Since 1990, Matrix.Net (aka Matrix Information and Directory Services) has been surveying traffic and mapping the Internet and other networks. We thus have a solid corpus of data to look at. Here are some instances.

The 1994 Northridge Earthquake

On 17 January 1994, at 4:31 AM PST (12:31 PM GMT), in the Northridge suburb 20 miles northwest of Los Angeles, a magnitude 6.7 earthquake struck. In 15 seconds it led to the deaths of 15 people and injuries to more than 9,000. This was a major disaster. What effect did it have on the Internet?

The Internet Weather Report (IWR, http://www.mids.org/weather/) was already running back then. It ran scans at 2AM and 6AM PST, thus taking before and after snapshots of the Internet. At that time, we noted:

Comparing the two series of scans, effects of the earthquake can be seen as far north as Lawrence Livermore Laboratories northeast of San Francisco (which shows higher latencies immediately after the earthquake) and as far south as San Diego (which shows more traffic several hours later). Ensenada in Baja California, Mexico, disappears just after the quake, but that is probably coincidence, since the host we are pinging in Ensenada sometimes doesn't respond.

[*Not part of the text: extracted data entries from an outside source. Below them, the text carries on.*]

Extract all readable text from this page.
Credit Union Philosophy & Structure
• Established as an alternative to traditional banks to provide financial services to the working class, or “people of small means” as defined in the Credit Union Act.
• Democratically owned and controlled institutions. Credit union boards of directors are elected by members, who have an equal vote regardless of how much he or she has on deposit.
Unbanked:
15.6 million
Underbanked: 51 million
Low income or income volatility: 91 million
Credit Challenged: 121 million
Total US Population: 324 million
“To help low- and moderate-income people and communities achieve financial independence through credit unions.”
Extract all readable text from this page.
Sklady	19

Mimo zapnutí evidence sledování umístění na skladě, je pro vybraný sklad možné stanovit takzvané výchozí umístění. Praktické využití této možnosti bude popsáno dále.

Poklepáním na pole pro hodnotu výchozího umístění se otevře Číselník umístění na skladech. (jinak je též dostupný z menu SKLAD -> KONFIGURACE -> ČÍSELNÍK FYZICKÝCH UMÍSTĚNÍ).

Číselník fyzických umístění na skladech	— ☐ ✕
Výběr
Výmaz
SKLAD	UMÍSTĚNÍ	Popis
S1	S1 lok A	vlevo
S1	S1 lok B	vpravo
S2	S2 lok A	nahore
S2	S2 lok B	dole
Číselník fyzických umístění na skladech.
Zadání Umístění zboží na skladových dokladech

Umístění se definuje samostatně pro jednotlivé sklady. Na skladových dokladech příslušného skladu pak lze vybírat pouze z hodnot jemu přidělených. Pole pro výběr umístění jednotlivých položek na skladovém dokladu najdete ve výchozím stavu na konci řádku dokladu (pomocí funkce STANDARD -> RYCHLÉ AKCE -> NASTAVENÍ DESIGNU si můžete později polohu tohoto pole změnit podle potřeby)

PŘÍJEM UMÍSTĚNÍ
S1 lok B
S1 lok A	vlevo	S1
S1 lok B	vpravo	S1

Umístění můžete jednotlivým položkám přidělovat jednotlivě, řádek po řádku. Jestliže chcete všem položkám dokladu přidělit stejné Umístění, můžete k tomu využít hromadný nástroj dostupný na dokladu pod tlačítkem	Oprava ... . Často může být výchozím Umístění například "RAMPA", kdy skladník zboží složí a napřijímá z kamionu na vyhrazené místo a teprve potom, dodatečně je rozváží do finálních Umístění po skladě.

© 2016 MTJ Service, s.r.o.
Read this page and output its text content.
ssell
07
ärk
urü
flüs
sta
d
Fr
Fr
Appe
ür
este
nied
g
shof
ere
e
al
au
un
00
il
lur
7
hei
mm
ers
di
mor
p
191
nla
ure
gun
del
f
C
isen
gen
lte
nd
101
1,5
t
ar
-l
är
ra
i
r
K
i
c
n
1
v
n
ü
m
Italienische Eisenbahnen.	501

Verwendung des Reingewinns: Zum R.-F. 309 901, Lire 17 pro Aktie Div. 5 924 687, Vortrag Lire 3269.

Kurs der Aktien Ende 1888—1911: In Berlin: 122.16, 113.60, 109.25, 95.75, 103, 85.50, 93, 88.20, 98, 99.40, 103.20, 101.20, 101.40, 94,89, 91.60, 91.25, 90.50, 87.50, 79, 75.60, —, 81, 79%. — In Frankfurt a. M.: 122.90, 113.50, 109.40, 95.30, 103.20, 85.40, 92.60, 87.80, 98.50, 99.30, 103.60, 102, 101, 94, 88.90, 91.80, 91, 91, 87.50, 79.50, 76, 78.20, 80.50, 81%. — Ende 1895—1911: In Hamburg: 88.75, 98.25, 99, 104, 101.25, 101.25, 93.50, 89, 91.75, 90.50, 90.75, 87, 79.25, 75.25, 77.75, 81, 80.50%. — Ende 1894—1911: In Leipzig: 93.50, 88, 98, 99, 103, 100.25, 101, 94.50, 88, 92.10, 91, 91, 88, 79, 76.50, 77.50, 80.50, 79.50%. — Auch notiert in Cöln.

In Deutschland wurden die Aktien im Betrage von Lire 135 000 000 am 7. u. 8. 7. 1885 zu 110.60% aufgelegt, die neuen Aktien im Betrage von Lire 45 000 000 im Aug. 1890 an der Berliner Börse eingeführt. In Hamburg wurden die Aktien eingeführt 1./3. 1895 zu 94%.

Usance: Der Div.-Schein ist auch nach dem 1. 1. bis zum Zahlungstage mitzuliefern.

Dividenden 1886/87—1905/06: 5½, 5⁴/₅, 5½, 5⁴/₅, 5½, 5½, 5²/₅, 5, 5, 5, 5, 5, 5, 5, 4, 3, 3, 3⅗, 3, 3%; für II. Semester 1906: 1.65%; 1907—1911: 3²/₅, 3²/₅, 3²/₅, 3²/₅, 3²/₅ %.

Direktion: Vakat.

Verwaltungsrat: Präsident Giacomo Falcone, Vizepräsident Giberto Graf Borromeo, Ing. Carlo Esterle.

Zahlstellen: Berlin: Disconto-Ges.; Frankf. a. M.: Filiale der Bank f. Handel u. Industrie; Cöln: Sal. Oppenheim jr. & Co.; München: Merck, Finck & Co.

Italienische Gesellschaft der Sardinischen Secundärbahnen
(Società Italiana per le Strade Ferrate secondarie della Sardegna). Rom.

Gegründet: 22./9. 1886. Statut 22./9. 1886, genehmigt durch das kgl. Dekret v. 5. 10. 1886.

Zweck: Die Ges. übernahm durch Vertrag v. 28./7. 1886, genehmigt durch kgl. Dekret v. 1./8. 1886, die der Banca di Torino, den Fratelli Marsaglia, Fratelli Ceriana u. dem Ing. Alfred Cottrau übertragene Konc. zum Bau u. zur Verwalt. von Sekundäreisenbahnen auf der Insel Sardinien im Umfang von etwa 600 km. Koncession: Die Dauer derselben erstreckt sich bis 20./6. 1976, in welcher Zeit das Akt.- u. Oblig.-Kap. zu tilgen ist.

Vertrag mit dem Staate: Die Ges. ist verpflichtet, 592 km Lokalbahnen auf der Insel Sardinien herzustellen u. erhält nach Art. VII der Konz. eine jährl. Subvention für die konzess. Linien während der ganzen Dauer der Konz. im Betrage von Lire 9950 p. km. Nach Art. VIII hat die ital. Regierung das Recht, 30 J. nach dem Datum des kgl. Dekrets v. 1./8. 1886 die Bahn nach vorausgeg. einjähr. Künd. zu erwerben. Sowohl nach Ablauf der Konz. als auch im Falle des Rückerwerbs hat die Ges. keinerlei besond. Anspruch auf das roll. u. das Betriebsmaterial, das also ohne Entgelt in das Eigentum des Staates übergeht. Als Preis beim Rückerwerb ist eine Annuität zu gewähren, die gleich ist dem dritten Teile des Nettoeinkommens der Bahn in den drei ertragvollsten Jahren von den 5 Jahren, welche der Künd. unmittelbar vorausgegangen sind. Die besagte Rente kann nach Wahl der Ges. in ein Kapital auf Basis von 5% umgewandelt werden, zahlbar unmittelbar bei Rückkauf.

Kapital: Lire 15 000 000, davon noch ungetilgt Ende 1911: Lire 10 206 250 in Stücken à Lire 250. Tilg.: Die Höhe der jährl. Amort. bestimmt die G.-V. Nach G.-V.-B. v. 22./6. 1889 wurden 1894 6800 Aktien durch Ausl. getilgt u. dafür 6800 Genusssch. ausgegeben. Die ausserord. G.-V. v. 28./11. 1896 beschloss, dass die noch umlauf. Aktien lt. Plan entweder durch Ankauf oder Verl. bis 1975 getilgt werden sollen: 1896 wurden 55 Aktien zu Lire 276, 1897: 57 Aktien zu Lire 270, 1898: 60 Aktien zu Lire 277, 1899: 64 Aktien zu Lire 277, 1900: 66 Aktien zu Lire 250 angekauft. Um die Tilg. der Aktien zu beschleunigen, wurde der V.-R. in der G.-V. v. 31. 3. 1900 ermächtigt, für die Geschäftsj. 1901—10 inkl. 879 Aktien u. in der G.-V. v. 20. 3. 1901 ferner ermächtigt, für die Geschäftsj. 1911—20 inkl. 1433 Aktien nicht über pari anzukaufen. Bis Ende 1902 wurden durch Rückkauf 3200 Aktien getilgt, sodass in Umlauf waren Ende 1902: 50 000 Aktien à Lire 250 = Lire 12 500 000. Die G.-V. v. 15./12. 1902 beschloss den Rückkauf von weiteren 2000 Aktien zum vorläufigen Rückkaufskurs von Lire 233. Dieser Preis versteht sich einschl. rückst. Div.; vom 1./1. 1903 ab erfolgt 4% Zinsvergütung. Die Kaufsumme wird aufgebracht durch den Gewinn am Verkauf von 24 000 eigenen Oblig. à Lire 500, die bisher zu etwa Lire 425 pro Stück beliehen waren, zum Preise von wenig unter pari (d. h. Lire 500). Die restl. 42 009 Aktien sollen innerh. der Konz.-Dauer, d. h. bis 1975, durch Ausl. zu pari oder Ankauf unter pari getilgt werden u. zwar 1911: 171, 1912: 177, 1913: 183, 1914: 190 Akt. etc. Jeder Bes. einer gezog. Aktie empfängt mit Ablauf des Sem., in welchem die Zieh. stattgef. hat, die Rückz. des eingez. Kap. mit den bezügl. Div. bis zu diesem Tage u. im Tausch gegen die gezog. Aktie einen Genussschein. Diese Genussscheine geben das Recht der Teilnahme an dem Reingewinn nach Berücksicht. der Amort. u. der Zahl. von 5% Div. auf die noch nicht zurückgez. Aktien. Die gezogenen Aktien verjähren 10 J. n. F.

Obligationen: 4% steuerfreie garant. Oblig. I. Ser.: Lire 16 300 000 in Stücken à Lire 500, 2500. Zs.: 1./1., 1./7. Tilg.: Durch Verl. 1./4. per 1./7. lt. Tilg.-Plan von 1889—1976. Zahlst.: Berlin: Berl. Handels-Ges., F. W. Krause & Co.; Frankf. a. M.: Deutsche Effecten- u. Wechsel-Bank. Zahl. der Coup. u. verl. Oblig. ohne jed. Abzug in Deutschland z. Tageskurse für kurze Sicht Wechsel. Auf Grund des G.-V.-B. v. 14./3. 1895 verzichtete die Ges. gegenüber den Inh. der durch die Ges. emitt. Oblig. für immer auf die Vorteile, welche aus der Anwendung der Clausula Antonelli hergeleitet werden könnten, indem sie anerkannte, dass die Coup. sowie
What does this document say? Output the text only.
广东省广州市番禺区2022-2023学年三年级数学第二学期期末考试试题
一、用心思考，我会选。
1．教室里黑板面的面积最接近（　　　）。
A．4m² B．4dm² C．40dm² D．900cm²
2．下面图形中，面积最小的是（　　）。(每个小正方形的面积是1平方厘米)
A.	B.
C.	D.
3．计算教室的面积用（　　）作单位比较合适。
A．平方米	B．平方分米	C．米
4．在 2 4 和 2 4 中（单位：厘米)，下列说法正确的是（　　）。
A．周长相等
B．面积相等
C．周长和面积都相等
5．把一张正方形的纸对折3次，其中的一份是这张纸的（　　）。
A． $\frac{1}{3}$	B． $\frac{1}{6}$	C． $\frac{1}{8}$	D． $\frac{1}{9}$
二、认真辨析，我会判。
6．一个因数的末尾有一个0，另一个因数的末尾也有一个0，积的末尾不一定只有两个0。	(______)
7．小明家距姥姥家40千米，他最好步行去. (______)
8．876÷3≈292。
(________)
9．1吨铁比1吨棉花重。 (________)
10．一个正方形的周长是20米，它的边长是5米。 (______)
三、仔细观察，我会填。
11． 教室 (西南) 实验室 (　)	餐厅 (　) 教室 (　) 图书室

Here are some Matrix.Net graphs of the IWR data from the Northridge Earthquake event. You can see the initial earthquake event in both packet loss and on the Internet at large. The effect is shortlived, however, and by the next scan, most of it is gone. Apparently the earthquake crashed quite a few computers briefly, but many of them were soon back up (see Figures 1-3).

This quake did tens to hundreds of billions of dollars of property damage, taking the San Fernando Valley off the Internet for more than a day. Most of the affected areas were back on line completely after a week. The Internet as a whole was not affected beyond the immediate geographical vicinity: there was no overall effect on packet loss; there was no visible difference in latency or packet loss of the Internet overall.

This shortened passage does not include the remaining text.